But on my way to work the other day, my cooler went flying and I lost part of my breakfast to the seats and floor of my car.

Having something go wrong with my food always makes me feel a little panicked. Even after over 12 1/2 years. Even after a past that includes a million things going wrong with my food and everything turning out just fine.

I think this panic is probably pretty healthy for me. It keeps me from saying “screw it.” It keeps me from thinking “I’ll just start again tomorrow.” The truth is, I don’t know if I have another start in me. And if I do, there’s no guarantee it’s tomorrow. It could be 10 years and 200 lbs from tomorrow. I have seen it happen to others before. And I don’t want to find out if that’s me or not. That panic keeps me focused on getting what I need to keep my eating boundaries intact.

But there *is* something that 12+ years has taught me. And that is to be prepared for accidents, mishaps, problems, and human error.

So I keep backup of all of the food I need for my portion controlled meals at work, and a small, digital food scale (with extra batteries) in my purse.

When I got to work, I just used the backup I had to have the breakfast I was going to have in the first place. And it was delicious.

And, I have to admit, the rest of my day was pretty awesome! Not in spite of the fact that I had a rocky start, but because I did, and I came through keeping my promises to myself.
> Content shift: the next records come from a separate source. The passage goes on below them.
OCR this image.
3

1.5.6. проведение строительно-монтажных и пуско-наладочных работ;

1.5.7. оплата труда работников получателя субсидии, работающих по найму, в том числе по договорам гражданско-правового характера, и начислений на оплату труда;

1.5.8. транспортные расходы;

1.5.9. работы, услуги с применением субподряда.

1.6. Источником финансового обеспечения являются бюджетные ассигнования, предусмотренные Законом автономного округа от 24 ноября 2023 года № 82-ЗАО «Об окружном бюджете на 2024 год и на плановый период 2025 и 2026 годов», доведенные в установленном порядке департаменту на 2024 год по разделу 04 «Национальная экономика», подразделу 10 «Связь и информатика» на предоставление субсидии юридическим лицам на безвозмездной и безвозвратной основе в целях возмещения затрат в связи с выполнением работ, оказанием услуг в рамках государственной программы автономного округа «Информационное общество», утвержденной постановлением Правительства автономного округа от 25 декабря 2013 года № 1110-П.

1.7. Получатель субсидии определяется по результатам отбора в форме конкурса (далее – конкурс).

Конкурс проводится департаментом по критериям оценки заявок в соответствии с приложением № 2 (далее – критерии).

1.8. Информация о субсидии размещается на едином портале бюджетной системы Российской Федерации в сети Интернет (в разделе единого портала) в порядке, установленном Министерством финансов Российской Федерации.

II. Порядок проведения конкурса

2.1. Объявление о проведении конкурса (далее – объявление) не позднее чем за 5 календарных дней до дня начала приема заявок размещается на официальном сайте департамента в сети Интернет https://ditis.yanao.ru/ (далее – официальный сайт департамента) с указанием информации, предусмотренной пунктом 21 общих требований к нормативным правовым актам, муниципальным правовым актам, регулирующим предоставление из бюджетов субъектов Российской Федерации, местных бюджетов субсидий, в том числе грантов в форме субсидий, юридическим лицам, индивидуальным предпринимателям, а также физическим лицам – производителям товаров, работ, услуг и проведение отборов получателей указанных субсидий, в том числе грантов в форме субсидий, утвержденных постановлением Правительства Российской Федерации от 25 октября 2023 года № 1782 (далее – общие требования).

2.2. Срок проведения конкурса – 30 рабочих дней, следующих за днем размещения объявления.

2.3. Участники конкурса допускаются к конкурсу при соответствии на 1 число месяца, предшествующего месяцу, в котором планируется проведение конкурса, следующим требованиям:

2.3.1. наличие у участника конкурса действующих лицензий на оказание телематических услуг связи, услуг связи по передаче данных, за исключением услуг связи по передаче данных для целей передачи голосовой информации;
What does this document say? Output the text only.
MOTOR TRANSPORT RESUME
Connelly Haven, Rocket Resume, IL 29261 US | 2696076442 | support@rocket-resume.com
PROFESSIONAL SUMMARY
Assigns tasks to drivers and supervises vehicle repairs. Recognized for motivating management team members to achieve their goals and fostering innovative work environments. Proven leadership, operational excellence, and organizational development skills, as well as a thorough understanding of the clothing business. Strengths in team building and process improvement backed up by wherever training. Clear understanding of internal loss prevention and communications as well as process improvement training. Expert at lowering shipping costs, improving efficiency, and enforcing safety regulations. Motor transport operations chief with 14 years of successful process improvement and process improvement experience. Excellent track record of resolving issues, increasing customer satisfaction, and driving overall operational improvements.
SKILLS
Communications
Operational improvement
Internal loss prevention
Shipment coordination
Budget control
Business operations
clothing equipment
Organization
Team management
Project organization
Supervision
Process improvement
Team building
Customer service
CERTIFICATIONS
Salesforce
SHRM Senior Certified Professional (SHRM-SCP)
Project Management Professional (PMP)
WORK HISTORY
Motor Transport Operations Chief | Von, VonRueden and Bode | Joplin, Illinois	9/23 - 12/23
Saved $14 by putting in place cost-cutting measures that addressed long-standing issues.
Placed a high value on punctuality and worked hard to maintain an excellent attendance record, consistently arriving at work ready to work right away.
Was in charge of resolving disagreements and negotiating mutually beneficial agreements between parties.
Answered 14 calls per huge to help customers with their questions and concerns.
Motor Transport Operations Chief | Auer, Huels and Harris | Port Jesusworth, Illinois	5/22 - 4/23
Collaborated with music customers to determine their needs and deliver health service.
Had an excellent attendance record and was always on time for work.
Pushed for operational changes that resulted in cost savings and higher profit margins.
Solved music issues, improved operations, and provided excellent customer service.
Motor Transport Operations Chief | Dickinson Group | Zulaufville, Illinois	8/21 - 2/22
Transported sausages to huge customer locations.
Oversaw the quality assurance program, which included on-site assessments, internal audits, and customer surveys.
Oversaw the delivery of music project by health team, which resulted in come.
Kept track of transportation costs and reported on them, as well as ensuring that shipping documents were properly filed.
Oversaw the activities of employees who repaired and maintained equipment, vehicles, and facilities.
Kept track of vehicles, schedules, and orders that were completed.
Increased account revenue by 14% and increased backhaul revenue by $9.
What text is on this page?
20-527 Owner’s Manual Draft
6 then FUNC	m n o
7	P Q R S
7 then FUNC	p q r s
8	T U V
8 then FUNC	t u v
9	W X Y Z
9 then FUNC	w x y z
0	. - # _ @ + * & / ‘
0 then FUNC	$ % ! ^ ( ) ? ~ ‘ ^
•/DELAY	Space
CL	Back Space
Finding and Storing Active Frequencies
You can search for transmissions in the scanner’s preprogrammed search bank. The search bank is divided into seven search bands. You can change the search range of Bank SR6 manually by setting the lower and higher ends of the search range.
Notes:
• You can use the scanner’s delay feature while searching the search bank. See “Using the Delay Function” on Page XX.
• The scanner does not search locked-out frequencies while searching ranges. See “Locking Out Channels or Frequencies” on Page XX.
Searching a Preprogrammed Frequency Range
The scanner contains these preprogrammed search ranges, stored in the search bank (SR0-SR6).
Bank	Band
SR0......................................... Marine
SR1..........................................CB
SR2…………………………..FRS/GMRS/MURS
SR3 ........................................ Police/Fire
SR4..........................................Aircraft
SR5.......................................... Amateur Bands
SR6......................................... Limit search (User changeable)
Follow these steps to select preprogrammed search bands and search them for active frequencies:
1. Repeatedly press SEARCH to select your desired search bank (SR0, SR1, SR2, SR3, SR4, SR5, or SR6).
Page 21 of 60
The truth is, that even with all of the backup I keep, and the lengths that I go to to be prepared, things could have gone wrong. I mean even more wrong than losing part of a meal, and having to clean it off of my leather seats. That is the way of the world. But I am willing to do anything it takes to keep my food under control. I had money if I needed to stop and buy something. I have people to call if I have a problem that I don’t know how to, or can’t fix. I have the willingness to listen to the direction of those people. And, most importantly, I have a willingness to keep my promises about my food and my boundaries in any and all situations.

Being prepared, being honest, and being willing to do whatever it takes are the most important tools I have in keeping my eating under control. In the long run, I am happier for having panicked, and then fixed my problem to keep my boundaries, than if I had let it go and “started again tomorrow.” Whenever tomorrow would have been.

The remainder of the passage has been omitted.